As things stand, hospitals with high mortality rates but low readmission rates do better under the CMS payment scheme than hospitals with low mortality rates but high readmission rates. One method by which these two outcomes could be combined is to assess patients’ 30-day “days alive and out of hospital.”
I asked Joynt for some literature on this combined measure. Below is a concise summary of what she sent me.
The ESCAPE Trial investigators and coordinators published study findings in a 2005 paper in JAMA. They sought to determine if pulmonary artery catheterization (PAC) improved outcomes in patients with recurrent heart failure. Their primary outcome measure was days alive and out of the hospital (DAOH) after randomization. As the chart below shows, PAC did not affect this outcome.
[DAOH] has a number of advantages over time-to-event measures. First, it accounts for both the number and duration of multiple hospitalizations. The incorporation of these factors into a continuous outcome has the potential to add statistical power to detecting treatment differences. Importantly, it gives greater weight to mortality. For instance, if a patient has a short hospitalization in week 1 because of worsening symptoms but survives and is not hospitalized for the remainder of their follow-up, they will have a larger DAOH measure than a patient who has a cardiovascular (CV) death in month 2 of follow-up. A typical time-to-event outcome consisting of time to first hospitalization for HF or CV death would suggest that the first patient did worse than the second. In addition, DAOH is an objective measure and so does not have the issue of adjudication that is required for cause-specific outcomes.
The window of time over which DAOH was measured was from time of randomization until date of final examination, death, or end of the study period. Here’s their sample DAOH distribution:
Ariti et al. also considered DAOH as a percent of potential follow-up time (%DAOH).
Mean increase in DAOH for patients on candesartan versus placebo was 24.1 days (95% CI 9.8-38.3 days, P b .001). The corresponding mean increase in percent DAOH was 2.0% (95% CI 0.8%-3.1%, P b .001). These findings were dominated by reduced mortality (23 days) but enhanced by reduced time in hospital (1 day). Percent time spent in hospital because of HF was reduced by 0.10% (95% CI 0.04%-0.14%, P b .001). […]
In conclusion, the use of DAOH, and especially % DAOH, provides a valuable tool for summarizing the overall impact of a treatment on mortality and morbidity. Its ability to capture all hospitalizations and to give greater weight to mortality means that it gives an informative quantified perspective on the absolute benefit of any new treatment.
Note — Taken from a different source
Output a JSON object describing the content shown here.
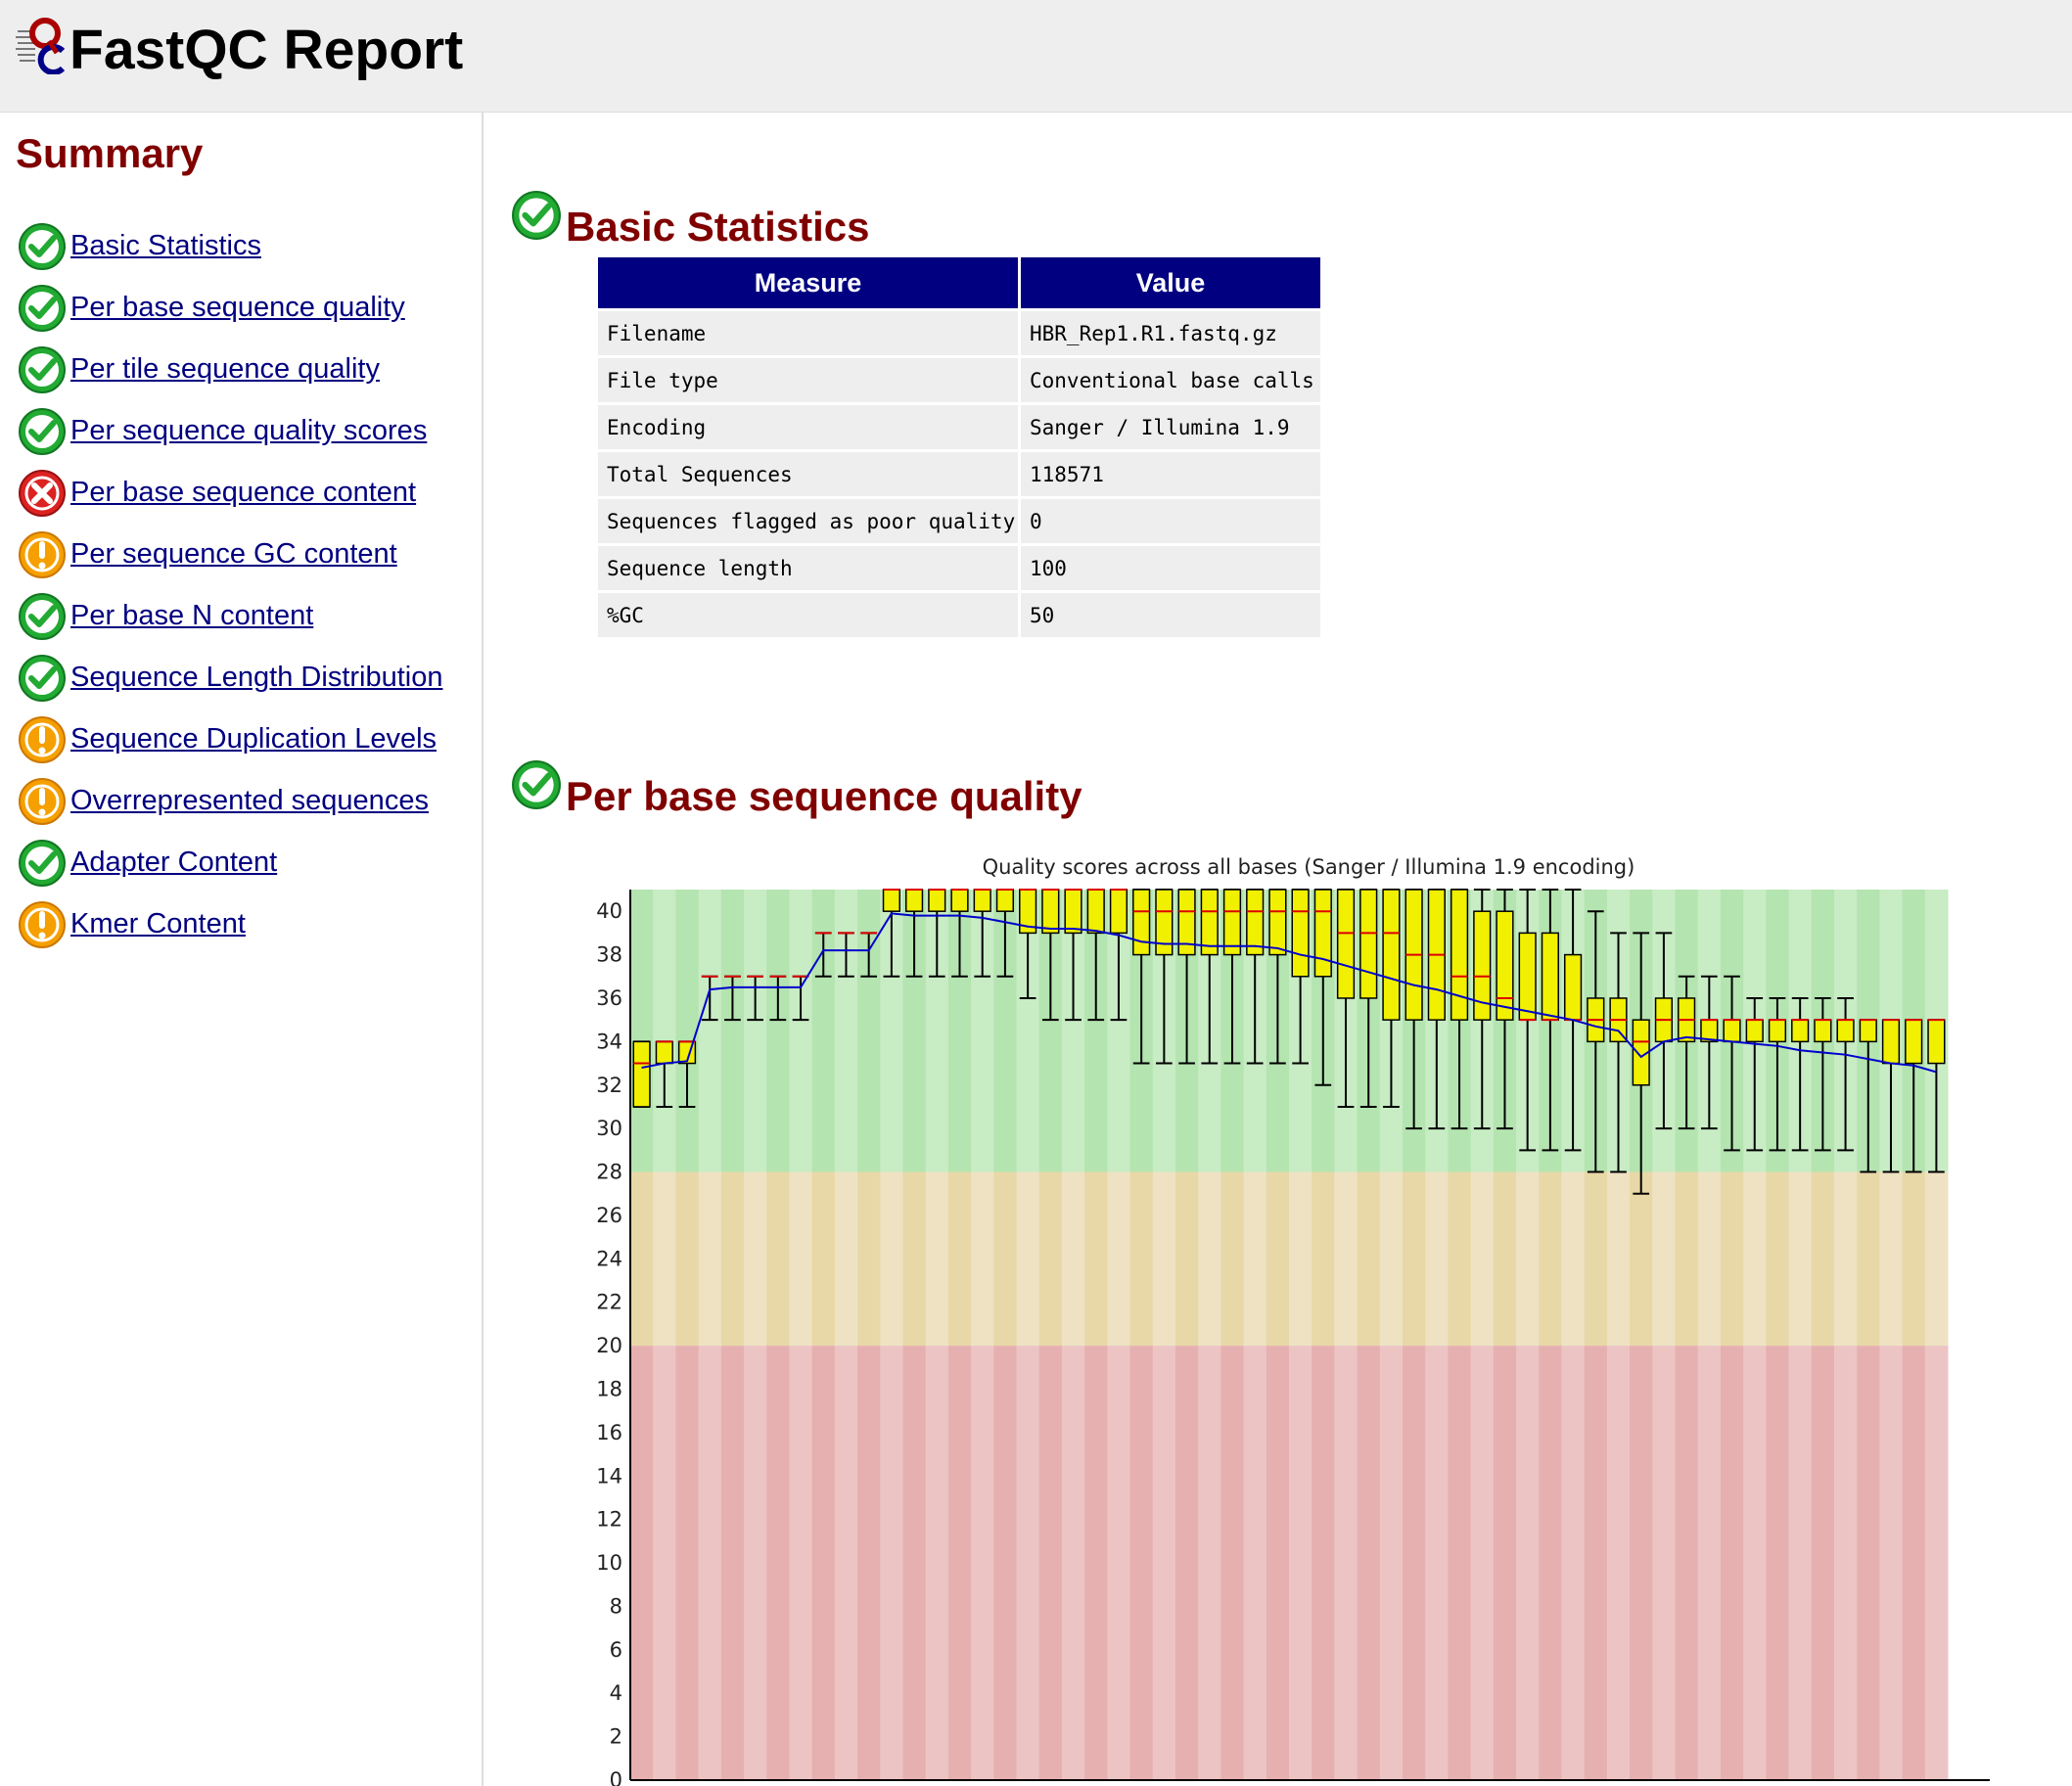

There are several limitations in the use of DAOH that should be considered. First, DAOH is much influenced by deaths that occur early in follow-up so that in studies with a high mortality rate, some may feel that the impact of hospitalizations gets underrepresented.
There are some obvious ways in which DAOH as calculated in the forgoing studies would not work as a hospital quality measure. First, there’s no randomization in the real world. When does the DAOH clock start? I see two options: at time of index admission or at time of index discharge. The former would capture length of stay (LOS), penalizing longer LOS to the extent they were not offset by lower mortality or reduced chance of rehospitalization.
The other question is, when does the clock stop? DAOH for how long? A 30-day window would be consistent with current 30-day mortality and readmission measures. Longer follow-up times could be considered, though they would put the hospital at greater risk for care and conditions beyond its walls.
A 2010 paper in the European Journal of Heart Failure by Wasywich et al.* examined historical changes in 30-day, 12-month, and 24-month DAOH for heart failure patients in New Zealand from time of the index discharge. It’s useful for its description in detail of how the measure is computed. Consider their examples:
[I]f a patient died during their index  hospitalization, they were assigned 0 days alive and out of hospital, if a patient was admitted for 5 days, then re-hospitalized for 6 days 90 days later then subsequently died at 103 days after their index hospitalization they were assigned 92 days alive and out of hospital, if a patient was admitted for 7 days but then was not re-hospitalized and survived to the end of the ascertainment period (for instance 180 days) they were assigned 173 days alive and out of hospital.
They speculated that changes in the 30-day measure was driven primarily by changes in early mortality after discharge.
Should CMS consider DAOH as a measure of hospital quality? Why or why not? If so, is should the DAOH clock start at index admission or discharge? And when should it stop?
PS: Joynt also suggested this 2009 paper by Allen et al., but I didn’t find that it added anything important for this post. I mention it for completeness.
* For some reason this link isn’t working. Here’s the full reference: Wasywich, C. A., Gamble, G. D., Whalley, G. A., & Doughty, R. N. (2010). Understanding changing patterns of survival and hospitalization for heart failure over two decades in New Zealand: utility of ‘days alive and out of hospital’from epidemiological data. European journal of heart failure, 12(5), 462-468.